Engineering got capacity back. The data request queue wasn't large before the sidecar. After it, for the question categories the sidecar covers, it dropped close to zero. The engineers who had been the path to this data could put that time into product work.

What it took to build, and what it cost

It took roughly six weeks from the first ETL design to production deployment. The ETL sync layer and the security guardrails ate the most time. The LLM routing and SQL agent work went faster than expected, because the intent taxonomy was nailed down before implementation started.

The ongoing cost is LLM inference per query. At production volumes that's a small fraction of the value created. Every query that doesn't become an engineering ticket has a cost nobody tracks but everyone has felt.

Maintenance is modest but real. The ETL sync needs attention when the source schema changes. The intent taxonomy needs to grow as new query patterns emerge from how people actually use it. Neither is heavy, but both need an owner.

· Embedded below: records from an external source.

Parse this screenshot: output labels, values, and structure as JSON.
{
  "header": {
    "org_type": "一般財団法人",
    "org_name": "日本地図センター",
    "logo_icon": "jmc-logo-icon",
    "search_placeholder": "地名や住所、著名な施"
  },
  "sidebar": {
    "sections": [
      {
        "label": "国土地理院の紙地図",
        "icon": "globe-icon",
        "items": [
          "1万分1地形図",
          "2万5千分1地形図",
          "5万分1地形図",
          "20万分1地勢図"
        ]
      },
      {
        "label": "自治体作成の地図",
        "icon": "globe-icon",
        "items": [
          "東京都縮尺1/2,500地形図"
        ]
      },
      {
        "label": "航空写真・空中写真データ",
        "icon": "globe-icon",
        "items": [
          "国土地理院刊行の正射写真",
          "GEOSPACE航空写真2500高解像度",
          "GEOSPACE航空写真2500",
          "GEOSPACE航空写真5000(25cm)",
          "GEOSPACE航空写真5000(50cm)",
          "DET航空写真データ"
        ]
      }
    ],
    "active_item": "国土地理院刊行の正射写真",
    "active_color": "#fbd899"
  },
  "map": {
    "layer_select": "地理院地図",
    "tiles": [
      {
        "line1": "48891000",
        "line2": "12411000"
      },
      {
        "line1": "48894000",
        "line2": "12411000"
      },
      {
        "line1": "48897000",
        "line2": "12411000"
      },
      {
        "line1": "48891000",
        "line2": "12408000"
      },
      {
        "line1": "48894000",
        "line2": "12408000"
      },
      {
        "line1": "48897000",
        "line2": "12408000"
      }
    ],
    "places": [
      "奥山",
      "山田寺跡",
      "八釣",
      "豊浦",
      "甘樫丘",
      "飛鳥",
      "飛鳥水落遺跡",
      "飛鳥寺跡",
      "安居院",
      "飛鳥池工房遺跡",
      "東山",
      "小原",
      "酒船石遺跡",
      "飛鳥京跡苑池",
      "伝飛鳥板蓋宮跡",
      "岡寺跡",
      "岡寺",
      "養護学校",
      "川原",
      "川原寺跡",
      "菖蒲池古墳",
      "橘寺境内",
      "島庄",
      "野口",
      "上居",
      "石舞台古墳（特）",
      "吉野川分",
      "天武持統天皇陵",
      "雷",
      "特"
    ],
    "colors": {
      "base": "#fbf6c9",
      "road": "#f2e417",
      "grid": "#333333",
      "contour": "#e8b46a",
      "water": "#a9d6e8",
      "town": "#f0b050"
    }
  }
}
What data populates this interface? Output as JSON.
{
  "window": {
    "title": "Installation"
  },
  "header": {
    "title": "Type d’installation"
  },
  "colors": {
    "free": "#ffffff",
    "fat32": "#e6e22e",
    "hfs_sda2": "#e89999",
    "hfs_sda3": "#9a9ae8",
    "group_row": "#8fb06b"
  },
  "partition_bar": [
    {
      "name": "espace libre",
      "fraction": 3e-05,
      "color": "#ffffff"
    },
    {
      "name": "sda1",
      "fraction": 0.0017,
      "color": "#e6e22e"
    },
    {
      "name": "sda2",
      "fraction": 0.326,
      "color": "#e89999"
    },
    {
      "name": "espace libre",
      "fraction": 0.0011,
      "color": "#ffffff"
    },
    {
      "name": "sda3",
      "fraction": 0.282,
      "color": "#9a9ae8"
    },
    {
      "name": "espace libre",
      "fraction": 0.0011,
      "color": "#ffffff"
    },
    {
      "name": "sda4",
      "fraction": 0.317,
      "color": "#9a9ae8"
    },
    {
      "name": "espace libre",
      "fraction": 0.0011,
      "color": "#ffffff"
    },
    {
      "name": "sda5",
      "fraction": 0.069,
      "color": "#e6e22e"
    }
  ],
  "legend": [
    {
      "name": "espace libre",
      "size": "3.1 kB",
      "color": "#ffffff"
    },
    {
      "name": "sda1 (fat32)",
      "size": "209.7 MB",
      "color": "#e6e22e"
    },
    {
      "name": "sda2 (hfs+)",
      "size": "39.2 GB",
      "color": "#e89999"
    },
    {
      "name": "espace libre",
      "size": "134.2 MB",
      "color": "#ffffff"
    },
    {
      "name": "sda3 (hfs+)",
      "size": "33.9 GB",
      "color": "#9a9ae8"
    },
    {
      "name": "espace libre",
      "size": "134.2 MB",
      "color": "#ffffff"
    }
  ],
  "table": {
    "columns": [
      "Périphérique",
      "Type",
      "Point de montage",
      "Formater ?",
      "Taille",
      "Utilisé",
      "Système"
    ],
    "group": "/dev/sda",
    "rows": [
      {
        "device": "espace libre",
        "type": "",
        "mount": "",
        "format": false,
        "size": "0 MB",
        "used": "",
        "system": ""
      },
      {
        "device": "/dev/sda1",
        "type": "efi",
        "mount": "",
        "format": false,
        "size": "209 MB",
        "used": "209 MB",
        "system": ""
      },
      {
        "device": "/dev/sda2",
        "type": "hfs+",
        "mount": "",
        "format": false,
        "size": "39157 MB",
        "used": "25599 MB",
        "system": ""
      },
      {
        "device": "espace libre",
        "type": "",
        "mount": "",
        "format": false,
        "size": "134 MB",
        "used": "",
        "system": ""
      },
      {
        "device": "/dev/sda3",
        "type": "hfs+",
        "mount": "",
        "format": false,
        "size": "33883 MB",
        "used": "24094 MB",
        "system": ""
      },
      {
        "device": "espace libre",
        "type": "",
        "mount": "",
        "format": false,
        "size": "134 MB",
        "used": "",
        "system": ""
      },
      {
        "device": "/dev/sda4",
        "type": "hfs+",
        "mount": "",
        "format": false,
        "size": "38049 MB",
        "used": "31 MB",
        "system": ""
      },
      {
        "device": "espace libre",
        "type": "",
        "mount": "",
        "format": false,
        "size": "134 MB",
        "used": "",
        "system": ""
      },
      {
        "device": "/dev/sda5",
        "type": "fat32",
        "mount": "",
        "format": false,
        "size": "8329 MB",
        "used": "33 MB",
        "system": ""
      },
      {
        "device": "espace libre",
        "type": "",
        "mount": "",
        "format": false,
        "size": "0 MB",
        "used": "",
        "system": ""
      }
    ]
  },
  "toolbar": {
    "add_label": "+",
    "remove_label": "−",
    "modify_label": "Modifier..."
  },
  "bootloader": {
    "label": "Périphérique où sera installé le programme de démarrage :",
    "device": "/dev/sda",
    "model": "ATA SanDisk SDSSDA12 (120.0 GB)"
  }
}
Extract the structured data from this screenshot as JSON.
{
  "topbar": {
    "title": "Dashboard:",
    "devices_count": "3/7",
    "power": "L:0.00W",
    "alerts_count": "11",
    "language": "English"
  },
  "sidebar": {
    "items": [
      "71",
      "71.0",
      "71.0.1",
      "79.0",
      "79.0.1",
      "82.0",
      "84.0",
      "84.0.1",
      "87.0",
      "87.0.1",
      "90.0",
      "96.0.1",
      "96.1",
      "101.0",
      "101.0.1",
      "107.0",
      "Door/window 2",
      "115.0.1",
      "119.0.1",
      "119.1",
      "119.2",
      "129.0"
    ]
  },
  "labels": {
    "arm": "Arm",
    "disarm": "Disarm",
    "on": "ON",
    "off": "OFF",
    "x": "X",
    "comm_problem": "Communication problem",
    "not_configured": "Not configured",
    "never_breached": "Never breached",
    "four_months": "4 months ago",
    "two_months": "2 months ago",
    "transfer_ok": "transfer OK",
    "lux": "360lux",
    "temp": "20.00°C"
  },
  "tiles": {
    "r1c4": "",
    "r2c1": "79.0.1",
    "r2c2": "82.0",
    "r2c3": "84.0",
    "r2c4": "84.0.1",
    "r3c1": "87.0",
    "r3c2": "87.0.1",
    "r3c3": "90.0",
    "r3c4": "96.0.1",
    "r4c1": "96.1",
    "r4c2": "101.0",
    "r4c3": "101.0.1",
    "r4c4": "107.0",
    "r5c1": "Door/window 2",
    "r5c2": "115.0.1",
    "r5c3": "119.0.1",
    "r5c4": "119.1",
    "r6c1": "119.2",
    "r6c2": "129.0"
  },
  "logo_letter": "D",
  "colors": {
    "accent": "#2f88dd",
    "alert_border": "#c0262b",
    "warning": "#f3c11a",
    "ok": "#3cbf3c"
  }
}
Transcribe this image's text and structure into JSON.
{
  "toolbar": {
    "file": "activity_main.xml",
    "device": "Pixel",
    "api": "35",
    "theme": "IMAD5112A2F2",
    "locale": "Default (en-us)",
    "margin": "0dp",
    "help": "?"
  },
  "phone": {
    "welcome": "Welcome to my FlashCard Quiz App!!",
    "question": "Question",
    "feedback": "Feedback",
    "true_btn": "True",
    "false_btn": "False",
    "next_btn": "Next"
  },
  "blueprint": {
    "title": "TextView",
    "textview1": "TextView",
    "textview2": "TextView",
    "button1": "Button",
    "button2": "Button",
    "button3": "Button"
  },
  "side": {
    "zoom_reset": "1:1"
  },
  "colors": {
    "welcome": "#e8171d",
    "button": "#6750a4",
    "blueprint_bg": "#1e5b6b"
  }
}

What the sidecar did not change

The sidecar didn't change the production platform. No production schema changes, no changes to the application backend, no changes to auth in the main system. The JWT validation is shared, but the JWT itself still comes from the existing authentication system.

That was a deliberate constraint, and it's why the project landed in six weeks instead of six months. An additive layer with no production dependencies keeps the scope bounded and the risk contained.

The operational data was always there. Its value to the business was always real. The only thing that changed was the path to it.